People in the industry told me Modern Neurotic never had a chance, that a new magazine targeted toward the chronically anxious would do a quick crash and burn.
But our thinking was: Look, millions of people wrestle with unresolved feelings due to unconscious conflict.
Why not give them a voice, something besides that inner voice that tells them to run downstairs and make sure the front door is locked for the 34th time?
Anyway, the cover of our premier issue was originally supposed to feature an agoraphobic housewife from Pompton Lakes, N.J., peering under a bed at this huge, grinning monster labeled "Our Hidden Fears."
Then Brad, our summer intern from Brown, suggested we put Sharon Stone on the cover.
"Sharon Stone?" I said.
"Absolutely," he said. "'Sharon Stone and this Summer's 15 Hottest Phobias!'"
"Gee, I don't know . . . "
"No, no!" said Melissa, one of our editors. "'Tom Cruise's 10 Sure-Fire Ways to Tell if You're Passive-Aggressive!"
Brad was into it now, waving his hands excitedly, getting off on the creative energy crackling throughout the room.
" 'Cher: Turn Your Free-Floating Anxiety into Big Bucks!' " he yelled.
" 'How Sick Was the King? Priscilla Presley Talks About Elvis' Character Disturbance!' " Reynaldo, another editor, blurted, and now the meeting was completely out of control.
To make a long story short, we went with Sharon Stone on the cover. We put her in this clingy little number from Bob Mackie with a plunging neckline and a feather stuck between her teeth. And naturally the whole thing was a disaster.
The critics slammed us for pandering to this country's obscene fixation on celebrities. What kind of serious health magazine shoots a cover with Sharon Stone sprawled on a bearskin rug?
"Bimbo Biochemics!" sneered the magazine reviewer for USA Today, and I felt like crawling into a hole and dying.
"Maybe we should have used Madonna on the cover," Brad said at our next staff meeting. But by then it didn't matter. The magazine was doing lousy in the test markets -- readers were actually snickering at the product -- and we pulled it off the racks soon after.
Sharon Stone . . . what on earth were we thinking about?
Spare Change (The Magazine for the Serious Panhandler) met a similar fate, I'm sorry to say.
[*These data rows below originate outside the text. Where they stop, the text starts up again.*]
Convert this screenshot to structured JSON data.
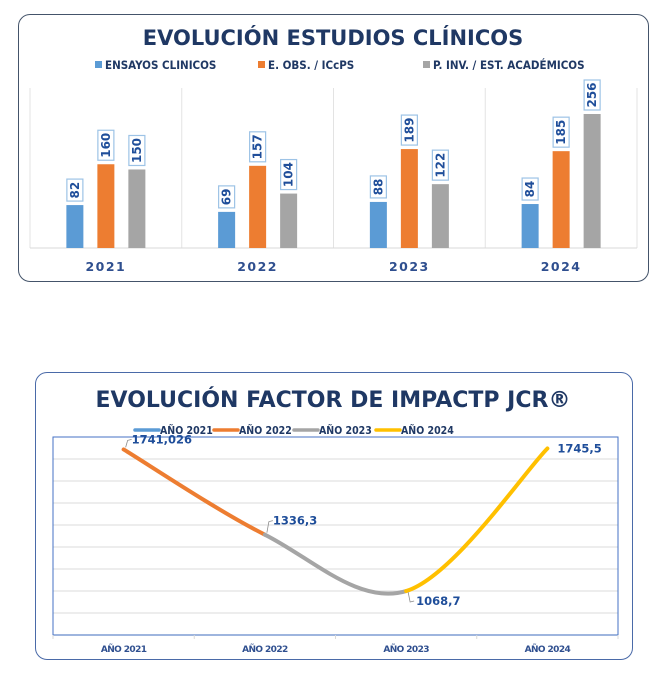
{
  "chart_data": [
    {
      "type": "bar",
      "title": "EVOLUCIÓN ESTUDIOS CLÍNICOS",
      "categories": [
        "2021",
        "2022",
        "2023",
        "2024"
      ],
      "series": [
        {
          "name": "ENSAYOS CLINICOS",
          "color": "#5b9bd5",
          "values": [
            82,
            69,
            88,
            84
          ]
        },
        {
          "name": "E. OBS. / ICcPS",
          "color": "#ed7d31",
          "values": [
            160,
            157,
            189,
            185
          ]
        },
        {
          "name": "P. INV. / EST. ACADÉMICOS",
          "color": "#a5a5a5",
          "values": [
            150,
            104,
            122,
            256
          ]
        }
      ],
      "xlabel": "",
      "ylabel": "",
      "ylim": [
        0,
        256
      ],
      "legend": "top",
      "grid": false,
      "data_labels": true
    },
    {
      "type": "line",
      "title": "EVOLUCIÓN FACTOR DE IMPACTP JCR®",
      "categories": [
        "AÑO 2021",
        "AÑO 2022",
        "AÑO 2023",
        "AÑO 2024"
      ],
      "points": [
        1741.026,
        1336.3,
        1068.7,
        1745.5
      ],
      "point_labels": [
        "1741,026",
        "1336,3",
        "1068,7",
        "1745,5"
      ],
      "series": [
        {
          "name": "AÑO 2021",
          "color": "#5b9bd5",
          "segment": [
            0,
            0
          ]
        },
        {
          "name": "AÑO 2022",
          "color": "#ed7d31",
          "segment": [
            0,
            1
          ]
        },
        {
          "name": "AÑO 2023",
          "color": "#a5a5a5",
          "segment": [
            1,
            2
          ]
        },
        {
          "name": "AÑO 2024",
          "color": "#ffc000",
          "segment": [
            2,
            3
          ]
        }
      ],
      "ylim": [
        860,
        1800
      ],
      "grid": true,
      "legend": "top",
      "smooth": true
    }
  ]
}
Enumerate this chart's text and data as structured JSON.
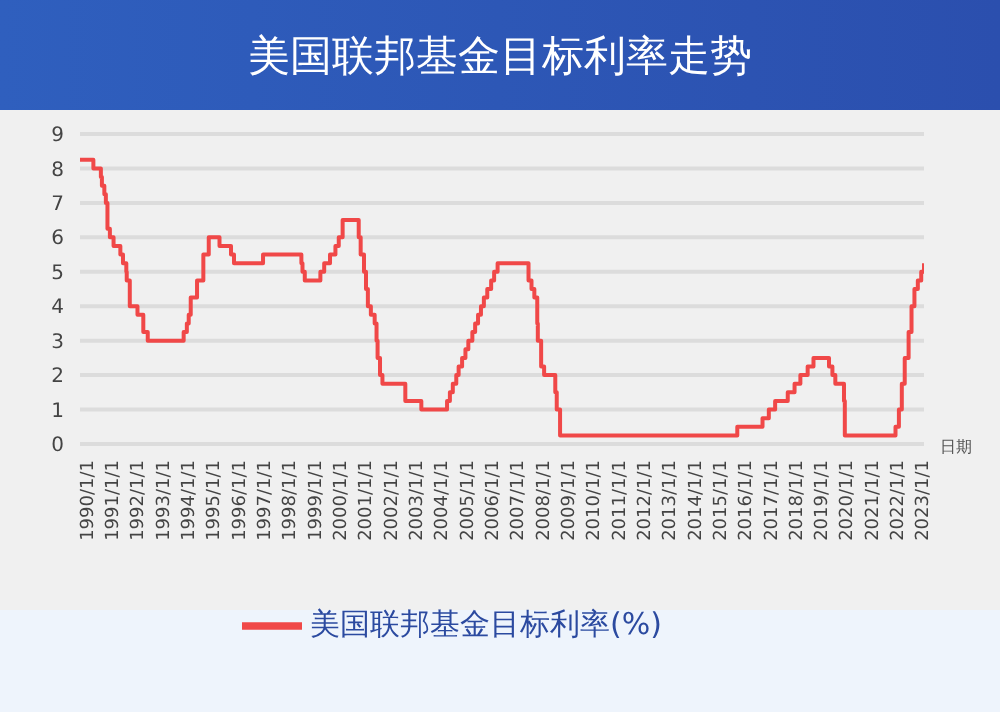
{
  "chart_data": {
    "type": "step",
    "title": "美国联邦基金目标利率走势",
    "xlabel": "日期",
    "x": [
      "1990-01-01",
      "1990-07-13",
      "1990-10-29",
      "1990-11-13",
      "1990-12-18",
      "1991-01-09",
      "1991-02-01",
      "1991-03-08",
      "1991-04-30",
      "1991-08-06",
      "1991-09-13",
      "1991-10-31",
      "1991-11-06",
      "1991-12-20",
      "1992-04-09",
      "1992-07-02",
      "1992-09-04",
      "1994-02-04",
      "1994-03-22",
      "1994-04-18",
      "1994-05-17",
      "1994-08-16",
      "1994-11-15",
      "1995-02-01",
      "1995-07-06",
      "1995-12-19",
      "1996-01-31",
      "1997-03-25",
      "1998-09-29",
      "1998-10-15",
      "1998-11-17",
      "1999-06-30",
      "1999-08-24",
      "1999-11-16",
      "2000-02-02",
      "2000-03-21",
      "2000-05-16",
      "2001-01-03",
      "2001-01-31",
      "2001-03-20",
      "2001-04-18",
      "2001-05-15",
      "2001-06-27",
      "2001-08-21",
      "2001-09-17",
      "2001-10-02",
      "2001-11-06",
      "2001-12-11",
      "2002-11-06",
      "2003-06-25",
      "2004-06-30",
      "2004-08-10",
      "2004-09-21",
      "2004-11-10",
      "2004-12-14",
      "2005-02-02",
      "2005-03-22",
      "2005-05-03",
      "2005-06-30",
      "2005-08-09",
      "2005-09-20",
      "2005-11-01",
      "2005-12-13",
      "2006-01-31",
      "2006-03-28",
      "2006-05-10",
      "2006-06-29",
      "2007-09-18",
      "2007-10-31",
      "2007-12-11",
      "2008-01-22",
      "2008-01-30",
      "2008-03-18",
      "2008-04-30",
      "2008-10-08",
      "2008-10-29",
      "2008-12-16",
      "2015-12-16",
      "2016-12-14",
      "2017-03-15",
      "2017-06-14",
      "2017-12-13",
      "2018-03-21",
      "2018-06-13",
      "2018-09-26",
      "2018-12-19",
      "2019-07-31",
      "2019-09-18",
      "2019-10-30",
      "2020-03-03",
      "2020-03-15",
      "2022-03-16",
      "2022-05-04",
      "2022-06-15",
      "2022-07-27",
      "2022-09-21",
      "2022-11-02",
      "2022-12-14",
      "2023-02-01",
      "2023-03-22",
      "2023-05-01"
    ],
    "series": [
      {
        "name": "美国联邦基金目标利率(%)",
        "color": "#f04848",
        "values": [
          8.25,
          8,
          7.75,
          7.5,
          7.25,
          7,
          6.25,
          6,
          5.75,
          5.5,
          5.25,
          5,
          4.75,
          4,
          3.75,
          3.25,
          3,
          3.25,
          3.5,
          3.75,
          4.25,
          4.75,
          5.5,
          6,
          5.75,
          5.5,
          5.25,
          5.5,
          5.25,
          5,
          4.75,
          5,
          5.25,
          5.5,
          5.75,
          6,
          6.5,
          6,
          5.5,
          5,
          4.5,
          4,
          3.75,
          3.5,
          3,
          2.5,
          2,
          1.75,
          1.25,
          1,
          1.25,
          1.5,
          1.75,
          2,
          2.25,
          2.5,
          2.75,
          3,
          3.25,
          3.5,
          3.75,
          4,
          4.25,
          4.5,
          4.75,
          5,
          5.25,
          4.75,
          4.5,
          4.25,
          3.5,
          3,
          2.25,
          2,
          1.5,
          1,
          0.25,
          0.5,
          0.75,
          1,
          1.25,
          1.5,
          1.75,
          2,
          2.25,
          2.5,
          2.25,
          2,
          1.75,
          1.25,
          0.25,
          0.5,
          1,
          1.75,
          2.5,
          3.25,
          4,
          4.5,
          4.75,
          5,
          5.25
        ]
      }
    ],
    "xlim": [
      "1990-01-01",
      "2023-05-01"
    ],
    "xticks": [
      {
        "value": "1990-01-01",
        "label": "1990/1/1"
      },
      {
        "value": "1991-01-01",
        "label": "1991/1/1"
      },
      {
        "value": "1992-01-01",
        "label": "1992/1/1"
      },
      {
        "value": "1993-01-01",
        "label": "1993/1/1"
      },
      {
        "value": "1994-01-01",
        "label": "1994/1/1"
      },
      {
        "value": "1995-01-01",
        "label": "1995/1/1"
      },
      {
        "value": "1996-01-01",
        "label": "1996/1/1"
      },
      {
        "value": "1997-01-01",
        "label": "1997/1/1"
      },
      {
        "value": "1998-01-01",
        "label": "1998/1/1"
      },
      {
        "value": "1999-01-01",
        "label": "1999/1/1"
      },
      {
        "value": "2000-01-01",
        "label": "2000/1/1"
      },
      {
        "value": "2001-01-01",
        "label": "2001/1/1"
      },
      {
        "value": "2002-01-01",
        "label": "2002/1/1"
      },
      {
        "value": "2003-01-01",
        "label": "2003/1/1"
      },
      {
        "value": "2004-01-01",
        "label": "2004/1/1"
      },
      {
        "value": "2005-01-01",
        "label": "2005/1/1"
      },
      {
        "value": "2006-01-01",
        "label": "2006/1/1"
      },
      {
        "value": "2007-01-01",
        "label": "2007/1/1"
      },
      {
        "value": "2008-01-01",
        "label": "2008/1/1"
      },
      {
        "value": "2009-01-01",
        "label": "2009/1/1"
      },
      {
        "value": "2010-01-01",
        "label": "2010/1/1"
      },
      {
        "value": "2011-01-01",
        "label": "2011/1/1"
      },
      {
        "value": "2012-01-01",
        "label": "2012/1/1"
      },
      {
        "value": "2013-01-01",
        "label": "2013/1/1"
      },
      {
        "value": "2014-01-01",
        "label": "2014/1/1"
      },
      {
        "value": "2015-01-01",
        "label": "2015/1/1"
      },
      {
        "value": "2016-01-01",
        "label": "2016/1/1"
      },
      {
        "value": "2017-01-01",
        "label": "2017/1/1"
      },
      {
        "value": "2018-01-01",
        "label": "2018/1/1"
      },
      {
        "value": "2019-01-01",
        "label": "2019/1/1"
      },
      {
        "value": "2020-01-01",
        "label": "2020/1/1"
      },
      {
        "value": "2021-01-01",
        "label": "2021/1/1"
      },
      {
        "value": "2022-01-01",
        "label": "2022/1/1"
      },
      {
        "value": "2023-01-01",
        "label": "2023/1/1"
      }
    ],
    "ylim": [
      0,
      9
    ],
    "yticks": [
      0,
      1,
      2,
      3,
      4,
      5,
      6,
      7,
      8,
      9
    ],
    "grid": "y",
    "legend": "bottom",
    "marker": "none",
    "line_style": "solid"
  }
}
The demographics looked good at first. An advice column ("Ask Malik") and consumer news ("Peoria Pete's Top 10 Wines for the Budget Conscious!" ) were well-received, as were some of our longer, investigative pieces ("Is the Aggressive Approach Turning Off Your Customers? Here's How to Soften Your Pitch!")
But apparently our newsstand price of $2.50 was a problem for much of our target audience, with surveys indicating that potential readers preferred spending the money on -- of all things food.
Now we're directing much of our energy toward Fuhgedaboutit! (The Magazine for Today's Wiseguy.)
Chock-full of tips and info for the mobster of the '90s ("You Whacked the Guy -- Now What? Get Rid of That Body the Smart, Easy Way!" "We Rate the Top 10 Maximum Security Joints!"), it's considered must reading for anyone involved in organized crime.
In the July issue, our popular It Happened To Me! column details Genovese family associate John "Johnny Dice" D'Orsino's narrow brush with death -- he somehow survived being compacted into the grille of an '89 Cadillac Coupe de Ville.
Prospects are similarly bright for Buttafuoco Times, which we feel will find its niche with beefy, gold-chain-wearing philanderers in the 30-55 age group. Long Island's most famous body-shop owner, Joey Buttafuoco, tackles subjects as disparate as dating etiquette ("She Was Askin' For It!") to his celebrity status ("I Did Connie Chung!") to his former relationship with Amy Fisher ("I Never Touched the B !")
Unfortunately, the outlook is not quite as sunny for Salad Dressing Enthusiast.
The magazine suffered a sharp decline in circulation in the May issue ("Bleu Cheese vs. French: Our Readers Decide!") and again in June (Roquefort vs. Thousand Island: Our Readers Decide!") before rebounding slightly in July ("Russian vs. Creamy Italian: Our Readers Decide!")
Many readers took us to task for failing to take a stand on the issues raised in our pages. Although we think that's a cheap shot, we're re-evaluating our editorial policy.
Note: After next month's issue, American Doodler (The Guide to Aimless Scribbling and Drawing) will cease publication.